そして、主演俳優ヘンリー・フォンダの、役者としてのキャリアを逆手に取ったキャスティングの妙。
ヘンリー・フォンダは、本作の後の「ウエスタン」という西部劇で、キャリアの中ではじめてといえる極悪非道の悪役を演じています。
このあたりも興味深いところ。
興味深いといえば、メアリーを演じたジョアン・ウッドワードは、「スティング」の主演俳優の一人ポール・ニューマンの奥様ですね。
見終わってみれば、なんといっても秀逸だったのは、本作の邦題タイトルです。
本作のオリジナル・タイトルは、"A Big Hand for the Little Lady"
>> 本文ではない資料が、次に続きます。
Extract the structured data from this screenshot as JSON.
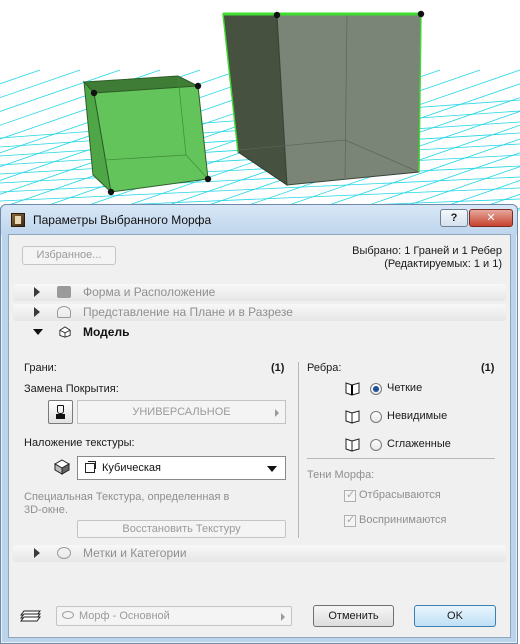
{
  "window": {
    "title": "Параметры Выбранного Морфа",
    "help_label": "?",
    "close_label": "✕"
  },
  "header": {
    "favorites_label": "Избранное...",
    "selected_text": "Выбрано: 1 Граней и 1 Ребер",
    "editable_text": "(Редактируемых: 1 и 1)"
  },
  "panels": {
    "shape": "Форма и Расположение",
    "plan": "Представление на Плане и в Разрезе",
    "model": "Модель",
    "tags": "Метки и Категории"
  },
  "model": {
    "faces_label": "Грани:",
    "faces_count": "(1)",
    "override_label": "Замена Покрытия:",
    "override_value": "УНИВЕРСАЛЬНОЕ",
    "texture_label": "Наложение текстуры:",
    "texture_value": "Кубическая",
    "texture_note_line1": "Специальная Текстура, определенная в",
    "texture_note_line2": "3D-окне.",
    "restore_label": "Восстановить Текстуру",
    "edges_label": "Ребра:",
    "edges_count": "(1)",
    "edge_options": [
      "Четкие",
      "Невидимые",
      "Сглаженные"
    ],
    "edge_selected": "Четкие",
    "shadows_label": "Тени Морфа:",
    "cast_label": "Отбрасываются",
    "cast_checked": true,
    "receive_label": "Воспринимаются",
    "receive_checked": true
  },
  "footer": {
    "layer_value": "Морф - Основной",
    "cancel_label": "Отменить",
    "ok_label": "OK"
  },
  "colors": {
    "grid": "#22d6e6",
    "cube_green": "#5bbf52",
    "cube_dark": "#4e5a4c",
    "dialog_frame": "#bcd4ea"
  },
  "icons": {
    "app": "morph-app-icon",
    "override": "paint-brush-icon",
    "texture": "texture-cube-icon",
    "edges": "edge-style-icon",
    "layer": "layers-icon"
  }
}
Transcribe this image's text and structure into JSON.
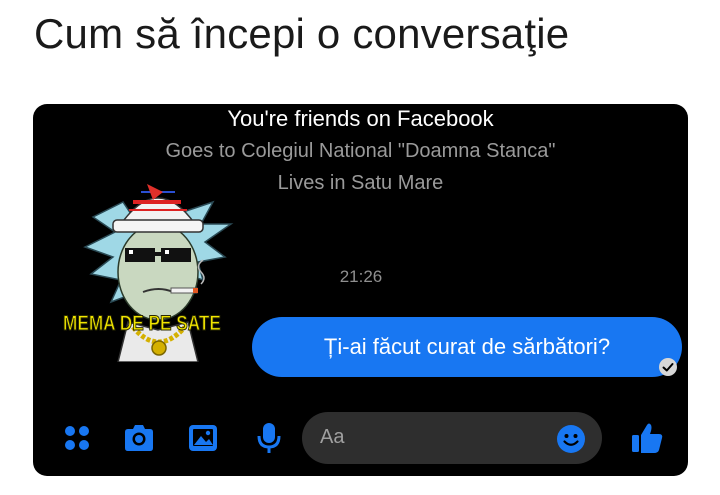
{
  "caption": "Cum să începi o conversaţie",
  "profile": {
    "friends_line": "You're friends on Facebook",
    "school_line": "Goes to Colegiul National \"Doamna Stanca\"",
    "city_line": "Lives in Satu Mare"
  },
  "timestamp": "21:26",
  "sticker": {
    "watermark": "MEMA DE PE SATE"
  },
  "message": {
    "text": "Ți-ai făcut curat de sărbători?"
  },
  "composer": {
    "placeholder": "Aa"
  },
  "colors": {
    "accent": "#1877f2",
    "panel": "#000000",
    "input": "#2e2e2e",
    "watermark": "#f2e600"
  },
  "icons": [
    "apps-icon",
    "camera-icon",
    "gallery-icon",
    "microphone-icon",
    "emoji-icon",
    "like-icon",
    "seen-check-icon"
  ]
}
直訳すれば「奥様の手に大きな手が」みたいなことでしょうか。
しかし、これにつけられた邦題が、「テキサスの五人の仲間」。
最初は正直よくありがちな味もそっけもない邦題だなと思ってしまいました。
映画を見始めると、すぐにこの五人が誰のことなのかは想像がつくわけです。
ところがです。
映画を見終わってみると、なんとこの五人が見事に入れ替わっているんですね。
これには感心しました。
邦題自体がどんでん返しになっているという実に秀逸なタイトルでした。
ここまで書いてしまうと、勘のいい方なら当たりがついてしまうかもしれませんが、ネタバレだろうと突っ込まずに、是非映画をご覧になってご確認ください。
いやあ、映画で騙されるのは実に気持ちのいいもの。
是非とも、こんな映画感想文ごときに騙されることのなきよう。